Whether it be the 2008 elections, the debate of healthcare reform or organizing after the passage of California’s Prop. 8, the internet, blogs and various social networking sites have reshaped the political and social fabric of America.
Activists in Wilmington are taking the model to new heights, as they track the course of a criminal case stemming from a July anti-gay hate crime and organize on the street for change. At NoH8NC.com, Ryan Burris and other LGBT advocates are combining the power of the pen with the 24-hour, 365-day-per-year reach of the internet.

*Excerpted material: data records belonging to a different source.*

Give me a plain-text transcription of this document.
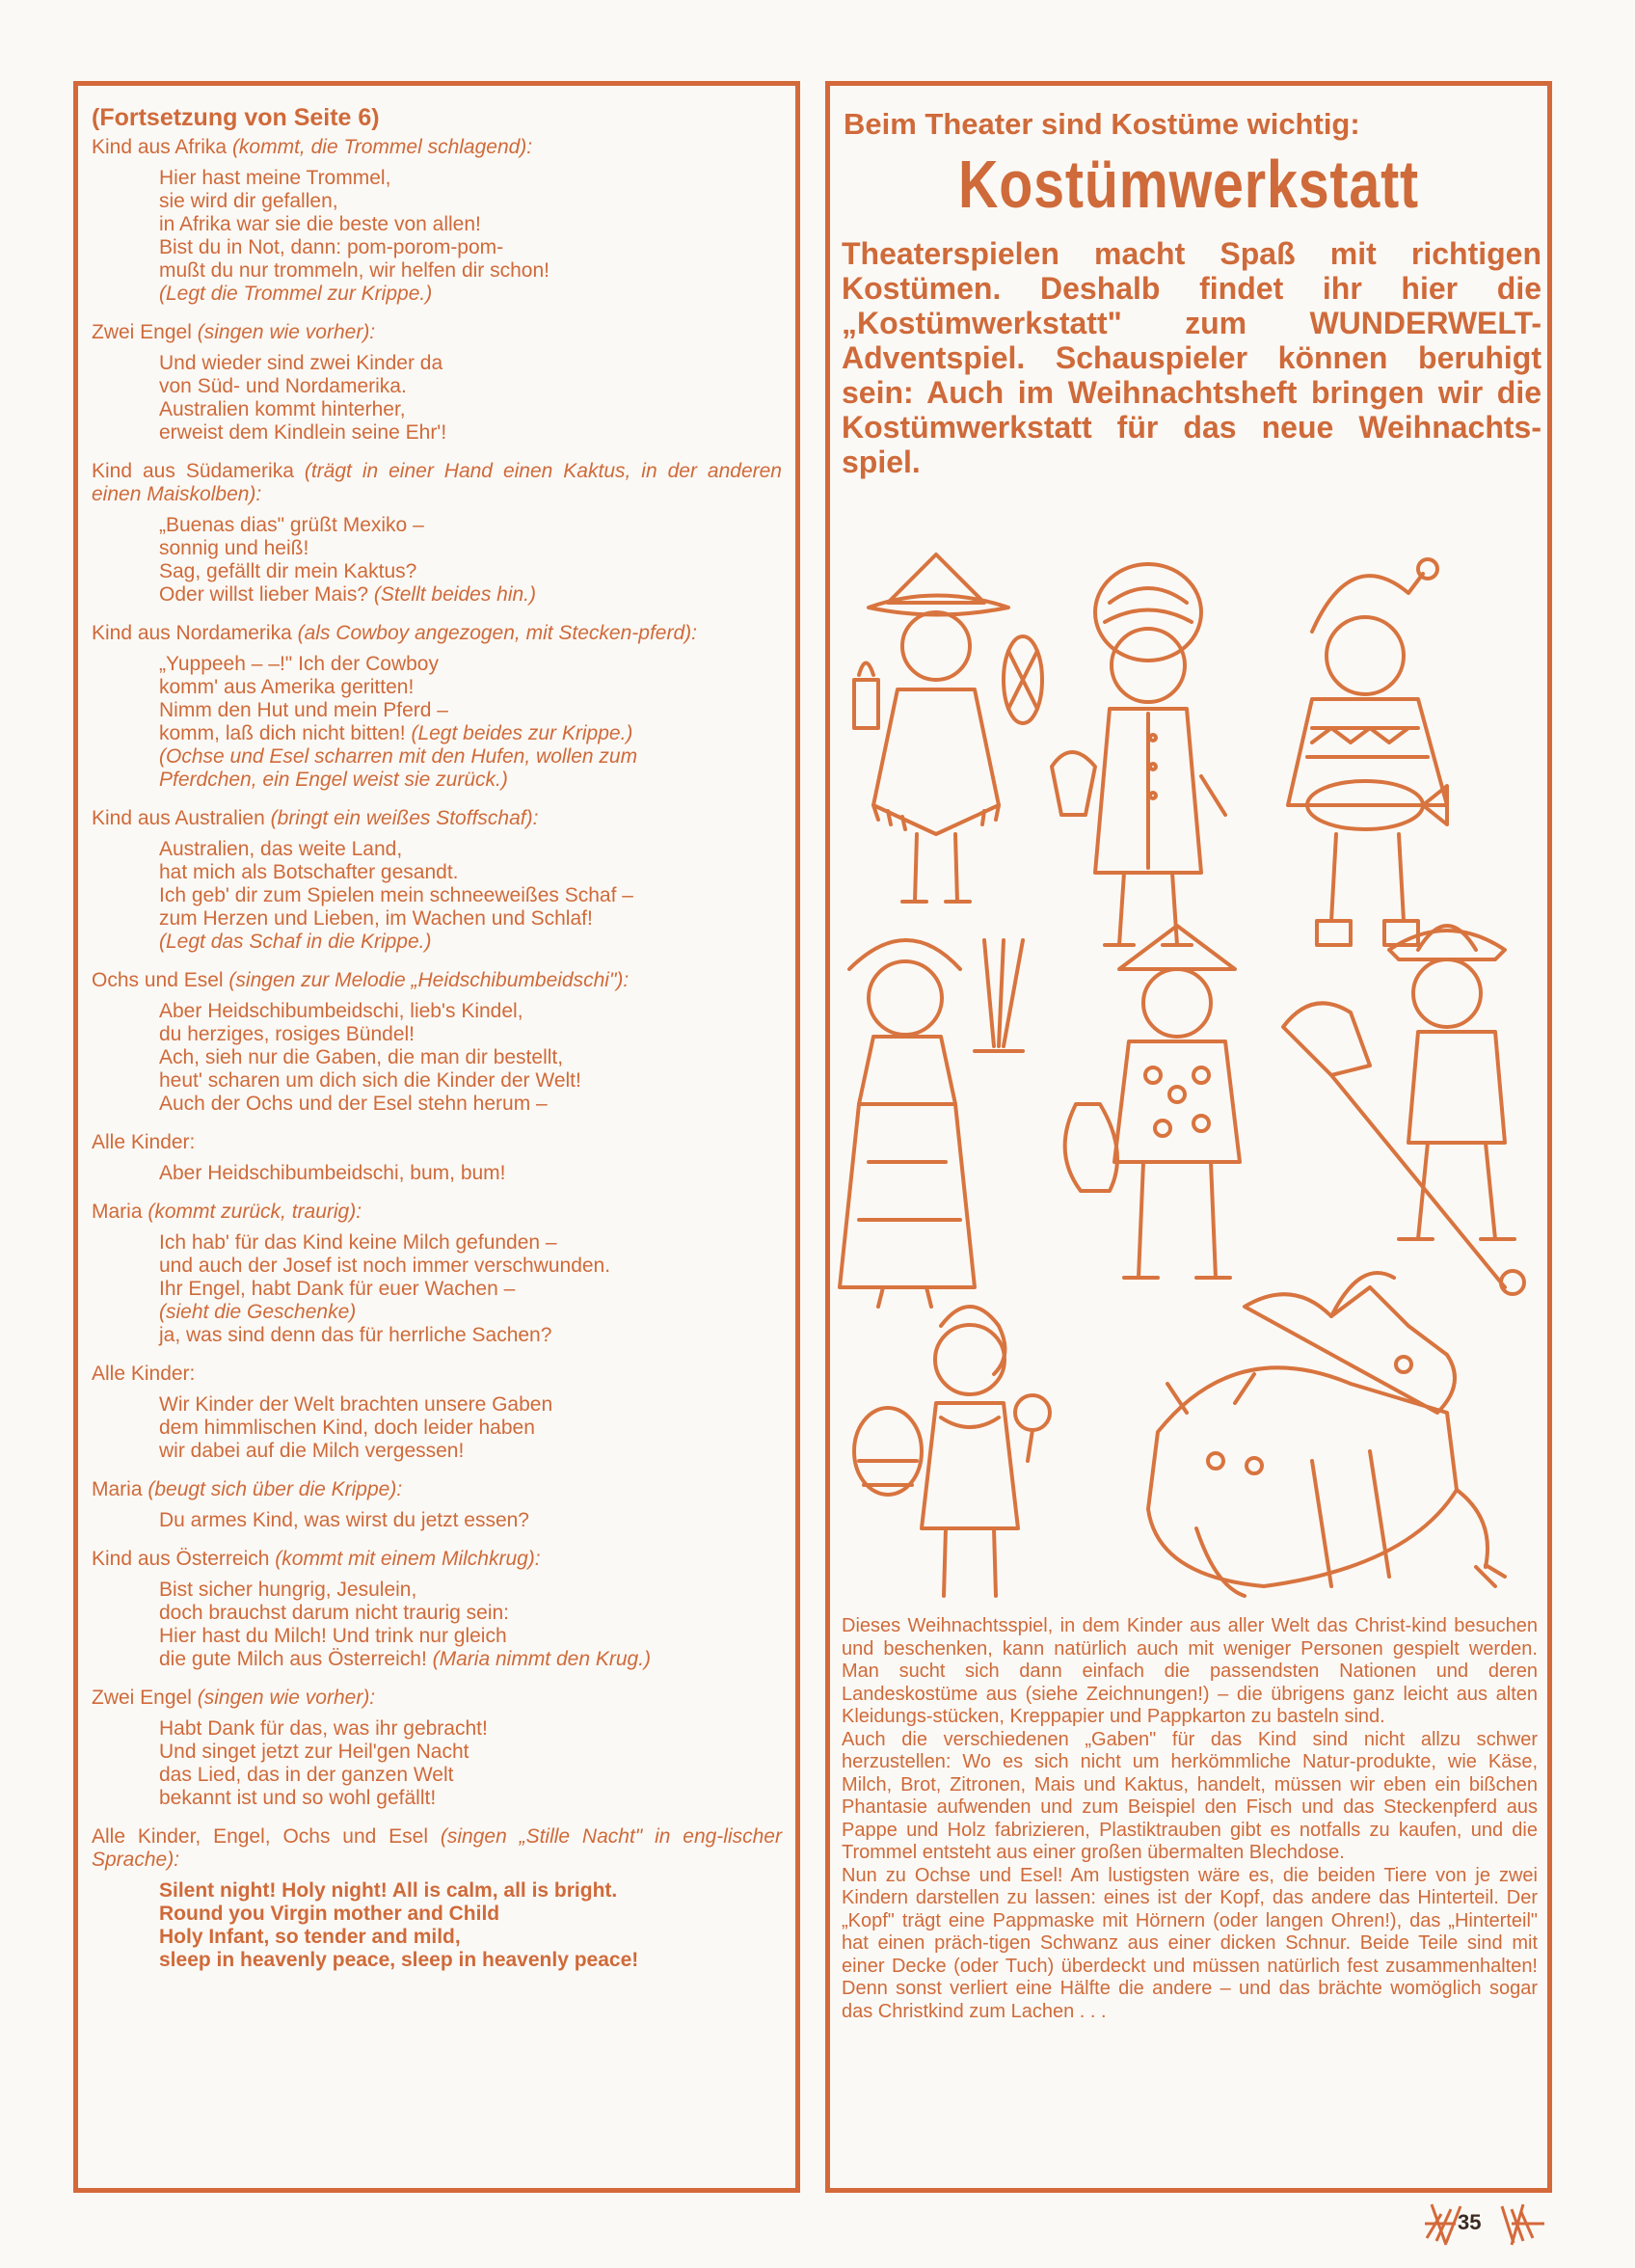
(Fortsetzung von Seite 6)
Kind aus Afrika (kommt, die Trommel schlagend):
Hier hast meine Trommel,
sie wird dir gefallen,
in Afrika war sie die beste von allen!
Bist du in Not, dann: pom-porom-pom-
mußt du nur trommeln, wir helfen dir schon!
(Legt die Trommel zur Krippe.)
Zwei Engel (singen wie vorher):
Und wieder sind zwei Kinder da
von Süd- und Nordamerika.
Australien kommt hinterher,
erweist dem Kindlein seine Ehr'!
Kind aus Südamerika (trägt in einer Hand einen Kaktus, in der anderen einen Maiskolben):
„Buenas dias" grüßt Mexiko –
sonnig und heiß!
Sag, gefällt dir mein Kaktus?
Oder willst lieber Mais? (Stellt beides hin.)
Kind aus Nordamerika (als Cowboy angezogen, mit Stecken-pferd):
„Yuppeeh – –!" Ich der Cowboy
komm' aus Amerika geritten!
Nimm den Hut und mein Pferd –
komm, laß dich nicht bitten! (Legt beides zur Krippe.)
(Ochse und Esel scharren mit den Hufen, wollen zum
Pferdchen, ein Engel weist sie zurück.)
Kind aus Australien (bringt ein weißes Stoffschaf):
Australien, das weite Land,
hat mich als Botschafter gesandt.
Ich geb' dir zum Spielen mein schneeweißes Schaf –
zum Herzen und Lieben, im Wachen und Schlaf!
(Legt das Schaf in die Krippe.)
Ochs und Esel (singen zur Melodie „Heidschibumbeidschi"):
Aber Heidschibumbeidschi, lieb's Kindel,
du herziges, rosiges Bündel!
Ach, sieh nur die Gaben, die man dir bestellt,
heut' scharen um dich sich die Kinder der Welt!
Auch der Ochs und der Esel stehn herum –
Alle Kinder:
Aber Heidschibumbeidschi, bum, bum!
Maria (kommt zurück, traurig):
Ich hab' für das Kind keine Milch gefunden –
und auch der Josef ist noch immer verschwunden.
Ihr Engel, habt Dank für euer Wachen –
(sieht die Geschenke)
ja, was sind denn das für herrliche Sachen?
Alle Kinder:
Wir Kinder der Welt brachten unsere Gaben
dem himmlischen Kind, doch leider haben
wir dabei auf die Milch vergessen!
Maria (beugt sich über die Krippe):
Du armes Kind, was wirst du jetzt essen?
Kind aus Österreich (kommt mit einem Milchkrug):
Bist sicher hungrig, Jesulein,
doch brauchst darum nicht traurig sein:
Hier hast du Milch! Und trink nur gleich
die gute Milch aus Österreich! (Maria nimmt den Krug.)
Zwei Engel (singen wie vorher):
Habt Dank für das, was ihr gebracht!
Und singet jetzt zur Heil'gen Nacht
das Lied, das in der ganzen Welt
bekannt ist und so wohl gefällt!
Alle Kinder, Engel, Ochs und Esel (singen „Stille Nacht" in eng-lischer Sprache):
Silent night! Holy night! All is calm, all is bright.
Round you Virgin mother and Child
Holy Infant, so tender and mild,
sleep in heavenly peace, sleep in heavenly peace!
Beim Theater sind Kostüme wichtig:
Kostümwerkstatt
Theaterspielen macht Spaß mit richtigen Kostümen. Deshalb findet ihr hier die „Kostümwerkstatt" zum WUNDERWELT-Adventspiel. Schauspieler können beruhigt sein: Auch im Weihnachtsheft bringen wir die Kostümwerkstatt für das neue Weihnachts-spiel.

Dieses Weihnachtsspiel, in dem Kinder aus aller Welt das Christ-kind besuchen und beschenken, kann natürlich auch mit weniger Personen gespielt werden. Man sucht sich dann einfach die passendsten Nationen und deren Landeskostüme aus (siehe Zeichnungen!) – die übrigens ganz leicht aus alten Kleidungs-stücken, Kreppapier und Pappkarton zu basteln sind.

Auch die verschiedenen „Gaben" für das Kind sind nicht allzu schwer herzustellen: Wo es sich nicht um herkömmliche Natur-produkte, wie Käse, Milch, Brot, Zitronen, Mais und Kaktus, handelt, müssen wir eben ein bißchen Phantasie aufwenden und zum Beispiel den Fisch und das Steckenpferd aus Pappe und Holz fabrizieren, Plastiktrauben gibt es notfalls zu kaufen, und die Trommel entsteht aus einer großen übermalten Blechdose.

Nun zu Ochse und Esel! Am lustigsten wäre es, die beiden Tiere von je zwei Kindern darstellen zu lassen: eines ist der Kopf, das andere das Hinterteil. Der „Kopf" trägt eine Pappmaske mit Hörnern (oder langen Ohren!), das „Hinterteil" hat einen präch-tigen Schwanz aus einer dicken Schnur. Beide Teile sind mit einer Decke (oder Tuch) überdeckt und müssen natürlich fest zusammenhalten! Denn sonst verliert eine Hälfte die andere – und das brächte womöglich sogar das Christkind zum Lachen . . .

35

In late July, University of North Carolina-Wilmngton alumni Chaz Housand and Chet Saunders were walking home from a downtown bar when they were attacked by three men. Media coverage of the event was sparse at first. The local daily ran a feature and then attention seemed to fade away.
Media attention soon returned when Burris and his friends started publishing updates on the three accused assailants and organizing morning rush hour demonstrations. Writers on the site have provided original research, including a look into the past criminal records of the three accused.
Burris told Q-Notes he hopes the site and activism help to unite the Wilmington community.
“I’d like to get a group together that incorporates all the groups together,” he said. “I’d like to have something that unifies and brings something together.”
He said the site and his friends are focusing their attention on the July hate crime and Safer Communities Act, a bill that would expand North Carolina’s hate crimes law to include attacks motivated by sexual orientation, gender-identity, gender and disability.
“Our short term goal for now is to continue with the protests. The obvious long term goal would be to get the Safer Communities Act to pass legislation,” Burris told UNC-Wilmington’s student newspaper, The Seahawk.
So far, the group has held two protests — one on Aug. 24 and another on Sept. 10.